Il existe une querelle dans l’Église de France. Cette querelle n’est certes pas la seule, mais elle
est bien présente, et cacher la poussière sous le tapis n’aidera pas à la résoudre. Cette querelle est
celle de la demande de la liturgie traditionnelle (« rite extraordinaire »). Les uns disent : « Si la
messe traditionnelle était proposée de façon large et accessible, elle rallierait de nombreux fidèles ».
D’autres rétorquent : « En fait, la demande est marginale et, quand on propose une telle messe, elle
ne bénéficie que d’un succès d’estime ». Comment les départager?

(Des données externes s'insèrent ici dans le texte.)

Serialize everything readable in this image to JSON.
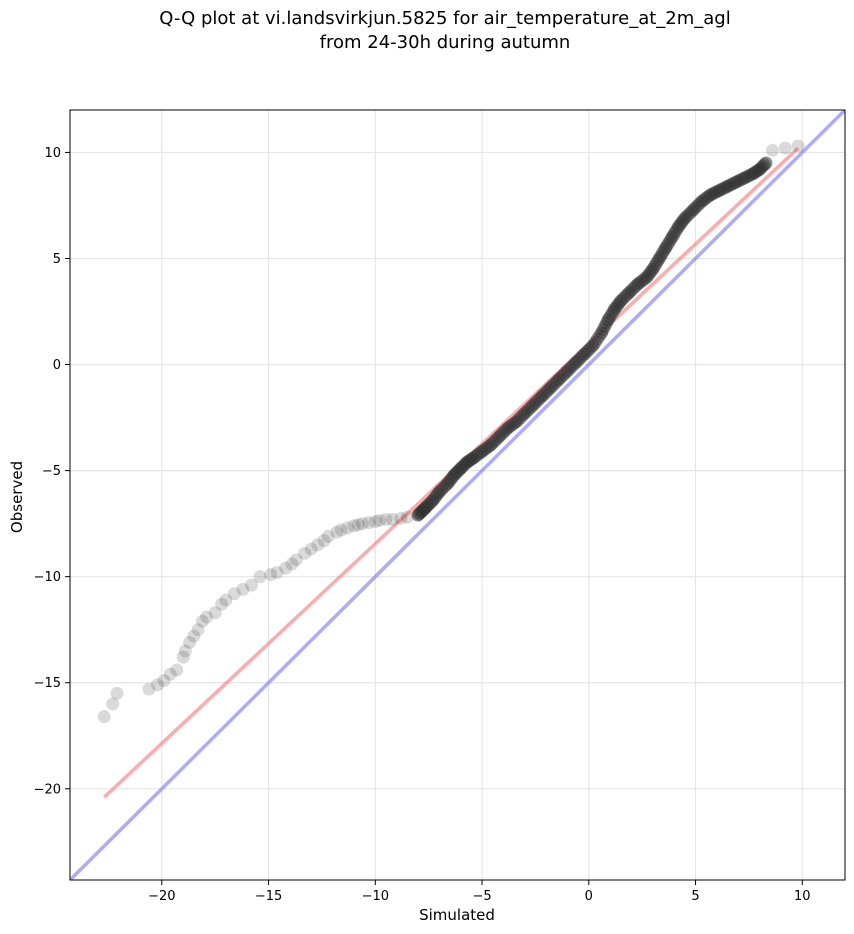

On peut noter, tout d’abord, que les propositions concrètes de célébration de la messe
traditionnelle sont, le plus souvent, très insatisfaisantes. Le rédacteur de ces lignes habite à côté
d’un lieu où cette messe est célébrée chaque dimanche dans le cadre diocésain, et attire un nombre
non négligeable de fidèles. Malheureusement, cette messe est supprimée durant l’été, ce qui
disloque annuellement la communauté. Et, ordinairement, à travers la France, les conditions sont
pires : célébration dans un lieu excentré, irrégulière, par des prêtres qui connaissent mal ce rite, etc.
Ce n’est pas toujours le cas, mais ça l’est néanmoins souvent. Le jeu n’est donc nullement égal
entre le « rite ordinaire » et le « rite extraordinaire », et permet difficilement la comparaison.
L’association « Paix liturgique » (www.paixliturgique.com) a tenté d’éclairer cette querelle par
un autre biais, indépendant de la bonne ou mauvaise volonté des uns et des autres : celui de sonder,
non pas la réalité déjà effective de la messe traditionnelle, mais la demande qui pourrait en être
faite. Elle publie ainsi un petit ouvrage de 78 pages sous le titre Neuf sondages pour l’histoire.
Sont donc présentés et commentés trois sondages réalisés en France (successivement en 2001, en
2006 et en 2008), un sondage en Italie (2009), un en Allemagne (2010), un au Portugal (2010), un
en Grande-Bretagne (2010), un en Suisse (2011) et un en Espagne (2011). Les organismes de
sondage sont réputés et bien implantés dans les divers pays (Ipsos, CSA, Doxa, Harris Interactive,
Démoscope). Le questionnaire, l’échantillon et la ventilation des résultats sont évidemment réalisés
selon des méthodes scientifiques reconnues.
Les questions varient selon les époques et les lieux (suivant, par exemple, qu’on se situe avant ou
après le Motu proprio de 2007), mais une question à peu près identique est posée de façon
récurrente : « Si, près de chez vous, était célébrée une messe selon le rite traditionnel, y assisteriezvous
? ». Or, dans chaque pays, ou à chaque époque pour les trois sondages français, une part non
négligeable des personnes sondées a répondu « Certainement » (la réponse la plus forte) ou
« Probablement », avec des scores dépassant systématiquement les 25 %.
Nous savons que les sondages ne sont pas la réalité, mais seulement une photographie de la
réalité à un instant donné. Cependant, la constance de ce haut niveau de réponses à travers le temps
et l’espace constitue un fait objectif qu’un esprit sérieux ne peut omettre de considérer.